Fatigue has been linked to vehicle and on-the-job accidents in many occupations. However, there has been little research among law enforcement. Nevertheless, a greater proportion of police officers are killed in vehicle accidents, falls, and accidental shootings today since the 1970s, when soft body armor was widely adopted. Given that accidents are more dangerous to police than gunfights, domestic disturbances, arrests, and traffic stops, it is perhaps more important than ever that we examine the link between fatigue and accidents among police. One study found that those officers who reported being tired at the beginning of their work shifts were more likely to be involved in accidents (Vila et al. 2000).

Measurement of Fatigue

A large number of scales have been developed to assess the nature, severity, and impact of fatigue (Dittner, Wessely, and Brown 2004). However, the majority of the measures are designed for use with clinical populations rather than the general population. As such, numerous instruments exist for measuring fatigue in those patients with cancer, depression, chronic fatigue syndrome, multiple sclerosis, and other illnesses. Nevertheless, the measurement of fatigue generally focuses on both acute fatigue (often experienced at the end of a long day) and cumulative fatigue (experienced even after a good night’s sleep).

Fatigue can be measured both subjectively and objectively. One such subjective measure of fatigue is the Pittsburgh sleep quality index (PSQI), a global index measuring sleep quality, sleep latency (time to fall asleep), sleep duration, habitual sleep efficiency, sleep disturbances, use of sleep medication, and daytime dysfunction (Buysse et al. 1989). This measure is often used as a measure of fatigue. An example of an objective measure of fatigue is the fitness-for-duty (FIT) workplace screener, a noninvasive eye reaction test that taps into the influence of fatigue on involuntary eye reactions to light, so the responses are not consciously controlled by the participant (see, for example, Krichmar et al. 1998).

In policing, early detection of fatigue is essential for preventing accidents, injuries, or other forms of behavior that could be detrimental. While coworkers and supervisors may be the most capable of observing fatigue among fellow officers, a properly designed and implemented early warning and intervention system may be useful in identifying those officers whose performance may indicate an underlying fatigue problem. Proper controls ought to be implemented to assess the amount of overtime that officers work, and systems should be in place to account for off-duty employment (that is, moonlighting).
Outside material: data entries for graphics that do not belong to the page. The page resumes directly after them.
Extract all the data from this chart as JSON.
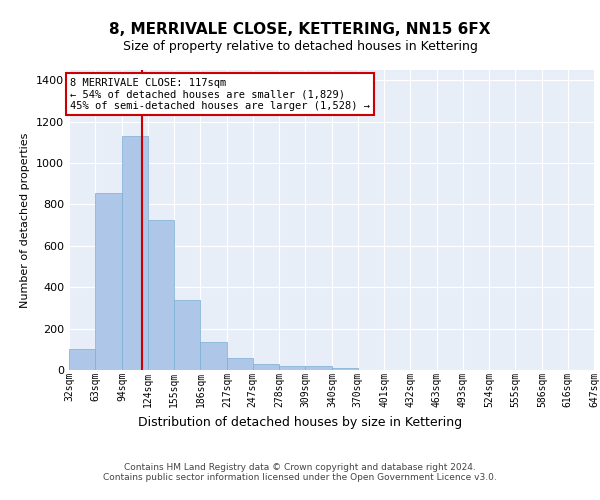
{
  "title": "8, MERRIVALE CLOSE, KETTERING, NN15 6FX",
  "subtitle": "Size of property relative to detached houses in Kettering",
  "xlabel": "Distribution of detached houses by size in Kettering",
  "ylabel": "Number of detached properties",
  "bar_color": "#aec6e8",
  "bar_edge_color": "#7aafd4",
  "background_color": "#e8eef8",
  "grid_color": "#ffffff",
  "vline_x": 117,
  "vline_color": "#cc0000",
  "annotation_text": "8 MERRIVALE CLOSE: 117sqm\n← 54% of detached houses are smaller (1,829)\n45% of semi-detached houses are larger (1,528) →",
  "footer": "Contains HM Land Registry data © Crown copyright and database right 2024.\nContains public sector information licensed under the Open Government Licence v3.0.",
  "bin_edges": [
    32,
    63,
    94,
    124,
    155,
    186,
    217,
    247,
    278,
    309,
    340,
    370,
    401,
    432,
    463,
    493,
    524,
    555,
    586,
    616,
    647
  ],
  "bar_heights": [
    100,
    855,
    1130,
    725,
    340,
    135,
    60,
    30,
    20,
    18,
    12,
    0,
    0,
    0,
    0,
    0,
    0,
    0,
    0,
    0
  ],
  "ylim": [
    0,
    1450
  ],
  "yticks": [
    0,
    200,
    400,
    600,
    800,
    1000,
    1200,
    1400
  ],
  "title_fontsize": 11,
  "subtitle_fontsize": 9,
  "ylabel_fontsize": 8,
  "xlabel_fontsize": 9,
  "tick_fontsize": 7,
  "footer_fontsize": 6.5
}
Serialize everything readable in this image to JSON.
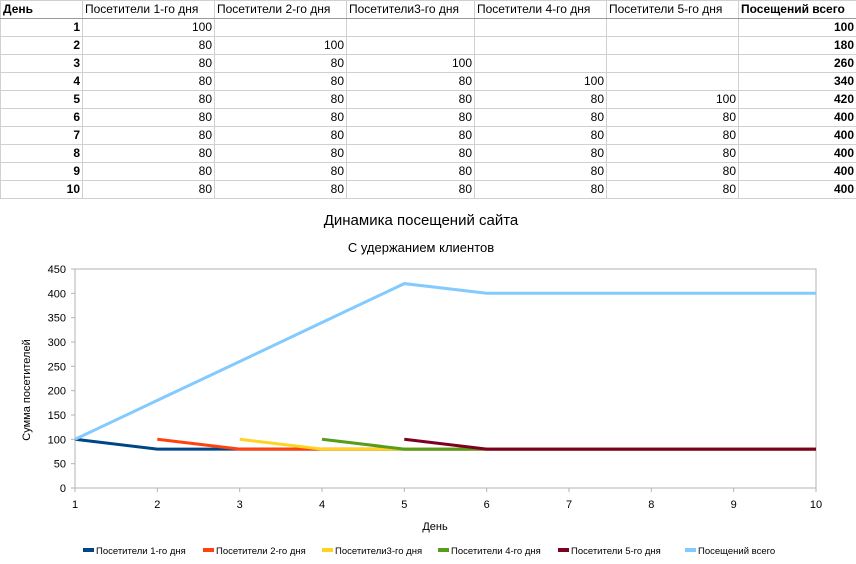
{
  "table": {
    "headers": [
      "День",
      "Посетители 1-го дня",
      "Посетители 2-го дня",
      "Посетители3-го дня",
      "Посетители 4-го дня",
      "Посетители 5-го дня",
      "Посещений всего"
    ],
    "rows": [
      [
        "1",
        "100",
        "",
        "",
        "",
        "",
        "100"
      ],
      [
        "2",
        "80",
        "100",
        "",
        "",
        "",
        "180"
      ],
      [
        "3",
        "80",
        "80",
        "100",
        "",
        "",
        "260"
      ],
      [
        "4",
        "80",
        "80",
        "80",
        "100",
        "",
        "340"
      ],
      [
        "5",
        "80",
        "80",
        "80",
        "80",
        "100",
        "420"
      ],
      [
        "6",
        "80",
        "80",
        "80",
        "80",
        "80",
        "400"
      ],
      [
        "7",
        "80",
        "80",
        "80",
        "80",
        "80",
        "400"
      ],
      [
        "8",
        "80",
        "80",
        "80",
        "80",
        "80",
        "400"
      ],
      [
        "9",
        "80",
        "80",
        "80",
        "80",
        "80",
        "400"
      ],
      [
        "10",
        "80",
        "80",
        "80",
        "80",
        "80",
        "400"
      ]
    ]
  },
  "chart_data": {
    "type": "line",
    "title": "Динамика посещений сайта",
    "subtitle": "С удержанием клиентов",
    "xlabel": "День",
    "ylabel": "Сумма посетителей",
    "xlim": [
      1,
      10
    ],
    "ylim": [
      0,
      450
    ],
    "x_ticks": [
      1,
      2,
      3,
      4,
      5,
      6,
      7,
      8,
      9,
      10
    ],
    "y_ticks": [
      0,
      50,
      100,
      150,
      200,
      250,
      300,
      350,
      400,
      450
    ],
    "grid": false,
    "legend_position": "bottom",
    "series": [
      {
        "name": "Посетители 1-го дня",
        "color": "#004586",
        "x": [
          1,
          2,
          3,
          4,
          5,
          6,
          7,
          8,
          9,
          10
        ],
        "values": [
          100,
          80,
          80,
          80,
          80,
          80,
          80,
          80,
          80,
          80
        ]
      },
      {
        "name": "Посетители 2-го дня",
        "color": "#ff420e",
        "x": [
          2,
          3,
          4,
          5,
          6,
          7,
          8,
          9,
          10
        ],
        "values": [
          100,
          80,
          80,
          80,
          80,
          80,
          80,
          80,
          80
        ]
      },
      {
        "name": "Посетители3-го дня",
        "color": "#ffd320",
        "x": [
          3,
          4,
          5,
          6,
          7,
          8,
          9,
          10
        ],
        "values": [
          100,
          80,
          80,
          80,
          80,
          80,
          80,
          80
        ]
      },
      {
        "name": "Посетители 4-го дня",
        "color": "#579d1c",
        "x": [
          4,
          5,
          6,
          7,
          8,
          9,
          10
        ],
        "values": [
          100,
          80,
          80,
          80,
          80,
          80,
          80
        ]
      },
      {
        "name": "Посетители 5-го дня",
        "color": "#7e0021",
        "x": [
          5,
          6,
          7,
          8,
          9,
          10
        ],
        "values": [
          100,
          80,
          80,
          80,
          80,
          80
        ]
      },
      {
        "name": "Посещений всего",
        "color": "#83caff",
        "x": [
          1,
          2,
          3,
          4,
          5,
          6,
          7,
          8,
          9,
          10
        ],
        "values": [
          100,
          180,
          260,
          340,
          420,
          400,
          400,
          400,
          400,
          400
        ]
      }
    ]
  }
}
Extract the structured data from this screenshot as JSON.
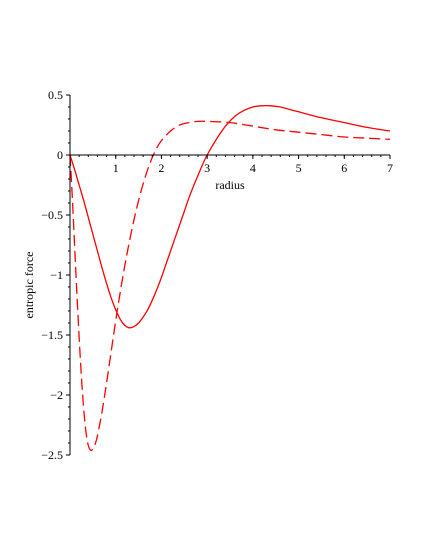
{
  "chart_data": {
    "type": "line",
    "title": "",
    "xlabel": "radius",
    "ylabel": "entropic force",
    "xlim": [
      0,
      7
    ],
    "ylim": [
      -2.5,
      0.5
    ],
    "x_ticks": [
      1,
      2,
      3,
      4,
      5,
      6,
      7
    ],
    "y_ticks": [
      0.5,
      0,
      -0.5,
      -1,
      -1.5,
      -2,
      -2.5
    ],
    "x_tick_labels": [
      "1",
      "2",
      "3",
      "4",
      "5",
      "6",
      "7"
    ],
    "y_tick_labels": [
      "0.5",
      "0",
      "−0.5",
      "−1",
      "−1.5",
      "−2",
      "−2.5"
    ],
    "grid": false,
    "legend": "none",
    "series": [
      {
        "style": "solid",
        "color": "#ff0000",
        "points": [
          [
            0,
            0
          ],
          [
            0.1,
            -0.12
          ],
          [
            0.2,
            -0.25
          ],
          [
            0.3,
            -0.38
          ],
          [
            0.4,
            -0.52
          ],
          [
            0.5,
            -0.66
          ],
          [
            0.6,
            -0.8
          ],
          [
            0.7,
            -0.94
          ],
          [
            0.8,
            -1.07
          ],
          [
            0.9,
            -1.19
          ],
          [
            1.0,
            -1.29
          ],
          [
            1.1,
            -1.37
          ],
          [
            1.2,
            -1.42
          ],
          [
            1.3,
            -1.44
          ],
          [
            1.4,
            -1.43
          ],
          [
            1.5,
            -1.4
          ],
          [
            1.6,
            -1.35
          ],
          [
            1.7,
            -1.29
          ],
          [
            1.8,
            -1.21
          ],
          [
            1.9,
            -1.12
          ],
          [
            2.0,
            -1.02
          ],
          [
            2.1,
            -0.91
          ],
          [
            2.2,
            -0.8
          ],
          [
            2.3,
            -0.69
          ],
          [
            2.4,
            -0.58
          ],
          [
            2.5,
            -0.47
          ],
          [
            2.6,
            -0.36
          ],
          [
            2.7,
            -0.26
          ],
          [
            2.8,
            -0.17
          ],
          [
            2.9,
            -0.08
          ],
          [
            3.0,
            0.0
          ],
          [
            3.2,
            0.13
          ],
          [
            3.4,
            0.24
          ],
          [
            3.6,
            0.32
          ],
          [
            3.8,
            0.37
          ],
          [
            4.0,
            0.4
          ],
          [
            4.2,
            0.41
          ],
          [
            4.4,
            0.41
          ],
          [
            4.6,
            0.4
          ],
          [
            4.8,
            0.38
          ],
          [
            5.0,
            0.36
          ],
          [
            5.5,
            0.31
          ],
          [
            6.0,
            0.27
          ],
          [
            6.5,
            0.23
          ],
          [
            7.0,
            0.2
          ]
        ]
      },
      {
        "style": "dashed",
        "color": "#ff0000",
        "points": [
          [
            0,
            0
          ],
          [
            0.05,
            -0.35
          ],
          [
            0.1,
            -0.75
          ],
          [
            0.15,
            -1.15
          ],
          [
            0.2,
            -1.52
          ],
          [
            0.25,
            -1.85
          ],
          [
            0.3,
            -2.12
          ],
          [
            0.35,
            -2.31
          ],
          [
            0.4,
            -2.42
          ],
          [
            0.45,
            -2.46
          ],
          [
            0.5,
            -2.45
          ],
          [
            0.55,
            -2.41
          ],
          [
            0.6,
            -2.34
          ],
          [
            0.7,
            -2.14
          ],
          [
            0.8,
            -1.9
          ],
          [
            0.9,
            -1.64
          ],
          [
            1.0,
            -1.38
          ],
          [
            1.1,
            -1.14
          ],
          [
            1.2,
            -0.92
          ],
          [
            1.3,
            -0.72
          ],
          [
            1.4,
            -0.54
          ],
          [
            1.5,
            -0.38
          ],
          [
            1.6,
            -0.24
          ],
          [
            1.7,
            -0.12
          ],
          [
            1.8,
            -0.02
          ],
          [
            1.9,
            0.06
          ],
          [
            2.0,
            0.12
          ],
          [
            2.2,
            0.2
          ],
          [
            2.4,
            0.25
          ],
          [
            2.6,
            0.27
          ],
          [
            2.8,
            0.28
          ],
          [
            3.0,
            0.28
          ],
          [
            3.5,
            0.27
          ],
          [
            4.0,
            0.24
          ],
          [
            4.5,
            0.21
          ],
          [
            5.0,
            0.19
          ],
          [
            5.5,
            0.17
          ],
          [
            6.0,
            0.15
          ],
          [
            6.5,
            0.14
          ],
          [
            7.0,
            0.13
          ]
        ]
      }
    ]
  }
}
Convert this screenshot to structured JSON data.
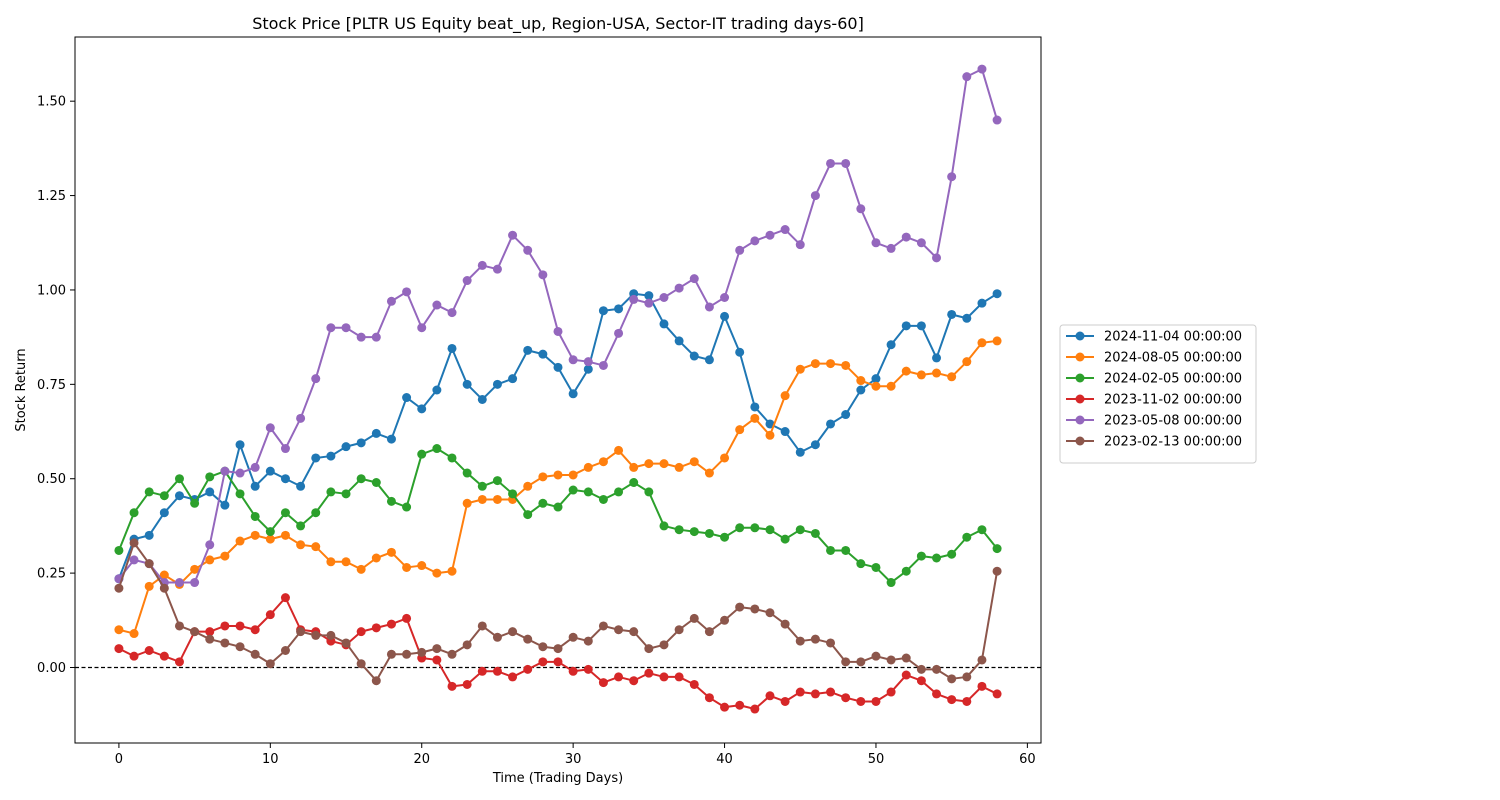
{
  "chart_data": {
    "type": "line",
    "title": "Stock Price [PLTR US Equity beat_up, Region-USA, Sector-IT trading days-60]",
    "xlabel": "Time (Trading Days)",
    "ylabel": "Stock Return",
    "xlim": [
      -2.9,
      60.9
    ],
    "ylim": [
      -0.2,
      1.67
    ],
    "xticks": [
      0,
      10,
      20,
      30,
      40,
      50,
      60
    ],
    "xtick_labels": [
      "0",
      "10",
      "20",
      "30",
      "40",
      "50",
      "60"
    ],
    "yticks": [
      0,
      0.25,
      0.5,
      0.75,
      1.0,
      1.25,
      1.5
    ],
    "ytick_labels": [
      "0.00",
      "0.25",
      "0.50",
      "0.75",
      "1.00",
      "1.25",
      "1.50"
    ],
    "reference_line": {
      "y": 0,
      "style": "dashed",
      "color": "#000000"
    },
    "grid": false,
    "legend_position": "right",
    "series": [
      {
        "name": "2024-11-04 00:00:00",
        "color": "#1f77b4",
        "values": [
          0.235,
          0.34,
          0.35,
          0.41,
          0.455,
          0.445,
          0.465,
          0.43,
          0.59,
          0.48,
          0.52,
          0.5,
          0.48,
          0.555,
          0.56,
          0.585,
          0.595,
          0.62,
          0.605,
          0.715,
          0.685,
          0.735,
          0.845,
          0.75,
          0.71,
          0.75,
          0.765,
          0.84,
          0.83,
          0.795,
          0.725,
          0.79,
          0.945,
          0.95,
          0.99,
          0.985,
          0.91,
          0.865,
          0.825,
          0.815,
          0.93,
          0.835,
          0.69,
          0.645,
          0.625,
          0.57,
          0.59,
          0.645,
          0.67,
          0.735,
          0.765,
          0.855,
          0.905,
          0.905,
          0.82,
          0.935,
          0.925,
          0.965,
          0.99
        ]
      },
      {
        "name": "2024-08-05 00:00:00",
        "color": "#ff7f0e",
        "values": [
          0.1,
          0.09,
          0.215,
          0.245,
          0.22,
          0.26,
          0.285,
          0.295,
          0.335,
          0.35,
          0.34,
          0.35,
          0.325,
          0.32,
          0.28,
          0.28,
          0.26,
          0.29,
          0.305,
          0.265,
          0.27,
          0.25,
          0.255,
          0.435,
          0.445,
          0.445,
          0.445,
          0.48,
          0.505,
          0.51,
          0.51,
          0.53,
          0.545,
          0.575,
          0.53,
          0.54,
          0.54,
          0.53,
          0.545,
          0.515,
          0.555,
          0.63,
          0.66,
          0.615,
          0.72,
          0.79,
          0.805,
          0.805,
          0.8,
          0.76,
          0.745,
          0.745,
          0.785,
          0.775,
          0.78,
          0.77,
          0.81,
          0.86,
          0.865
        ]
      },
      {
        "name": "2024-02-05 00:00:00",
        "color": "#2ca02c",
        "values": [
          0.31,
          0.41,
          0.465,
          0.455,
          0.5,
          0.435,
          0.505,
          0.52,
          0.46,
          0.4,
          0.36,
          0.41,
          0.375,
          0.41,
          0.465,
          0.46,
          0.5,
          0.49,
          0.44,
          0.425,
          0.565,
          0.58,
          0.555,
          0.515,
          0.48,
          0.495,
          0.46,
          0.405,
          0.435,
          0.425,
          0.47,
          0.465,
          0.445,
          0.465,
          0.49,
          0.465,
          0.375,
          0.365,
          0.36,
          0.355,
          0.345,
          0.37,
          0.37,
          0.365,
          0.34,
          0.365,
          0.355,
          0.31,
          0.31,
          0.275,
          0.265,
          0.225,
          0.255,
          0.295,
          0.29,
          0.3,
          0.345,
          0.365,
          0.315
        ]
      },
      {
        "name": "2023-11-02 00:00:00",
        "color": "#d62728",
        "values": [
          0.05,
          0.03,
          0.045,
          0.03,
          0.015,
          0.095,
          0.095,
          0.11,
          0.11,
          0.1,
          0.14,
          0.185,
          0.1,
          0.095,
          0.07,
          0.06,
          0.095,
          0.105,
          0.115,
          0.13,
          0.025,
          0.02,
          -0.05,
          -0.045,
          -0.01,
          -0.01,
          -0.025,
          -0.005,
          0.015,
          0.015,
          -0.01,
          -0.005,
          -0.04,
          -0.025,
          -0.035,
          -0.015,
          -0.025,
          -0.025,
          -0.045,
          -0.08,
          -0.105,
          -0.1,
          -0.11,
          -0.075,
          -0.09,
          -0.065,
          -0.07,
          -0.065,
          -0.08,
          -0.09,
          -0.09,
          -0.065,
          -0.02,
          -0.035,
          -0.07,
          -0.085,
          -0.09,
          -0.05,
          -0.07
        ]
      },
      {
        "name": "2023-05-08 00:00:00",
        "color": "#9467bd",
        "values": [
          0.235,
          0.285,
          0.275,
          0.225,
          0.225,
          0.225,
          0.325,
          0.52,
          0.515,
          0.53,
          0.635,
          0.58,
          0.66,
          0.765,
          0.9,
          0.9,
          0.875,
          0.875,
          0.97,
          0.995,
          0.9,
          0.96,
          0.94,
          1.025,
          1.065,
          1.055,
          1.145,
          1.105,
          1.04,
          0.89,
          0.815,
          0.81,
          0.8,
          0.885,
          0.975,
          0.965,
          0.98,
          1.005,
          1.03,
          0.955,
          0.98,
          1.105,
          1.13,
          1.145,
          1.16,
          1.12,
          1.25,
          1.335,
          1.335,
          1.215,
          1.125,
          1.11,
          1.14,
          1.125,
          1.085,
          1.3,
          1.565,
          1.585,
          1.45
        ]
      },
      {
        "name": "2023-02-13 00:00:00",
        "color": "#8c564b",
        "values": [
          0.21,
          0.33,
          0.275,
          0.21,
          0.11,
          0.095,
          0.075,
          0.065,
          0.055,
          0.035,
          0.01,
          0.045,
          0.095,
          0.085,
          0.085,
          0.065,
          0.01,
          -0.035,
          0.035,
          0.035,
          0.04,
          0.05,
          0.035,
          0.06,
          0.11,
          0.08,
          0.095,
          0.075,
          0.055,
          0.05,
          0.08,
          0.07,
          0.11,
          0.1,
          0.095,
          0.05,
          0.06,
          0.1,
          0.13,
          0.095,
          0.125,
          0.16,
          0.155,
          0.145,
          0.115,
          0.07,
          0.075,
          0.065,
          0.015,
          0.015,
          0.03,
          0.02,
          0.025,
          -0.005,
          -0.005,
          -0.03,
          -0.025,
          0.02,
          0.255
        ]
      }
    ]
  }
}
In combination with other routine officer stress factors, fatigue can be very detrimental to officers if they are unable to cope with the stress of the job or get enough sleep to ensure health and safety.

Controlling Fatigue

While the impact of fatigue on police officers can have dire consequences, Vila (2005) argues that much of fatigue is avoidable and that there are ways to control it. He notes that practitioners and administrators see fatigue as part and parcel of the police environment, making it easy to ignore. Our expectations of police both emotionally and physically are often unrealistic. Yet Vila asserts that by initiating organizational work hour policies and reduced demands for overtime or double shifts, much of police fatigue can be organizationally controlled.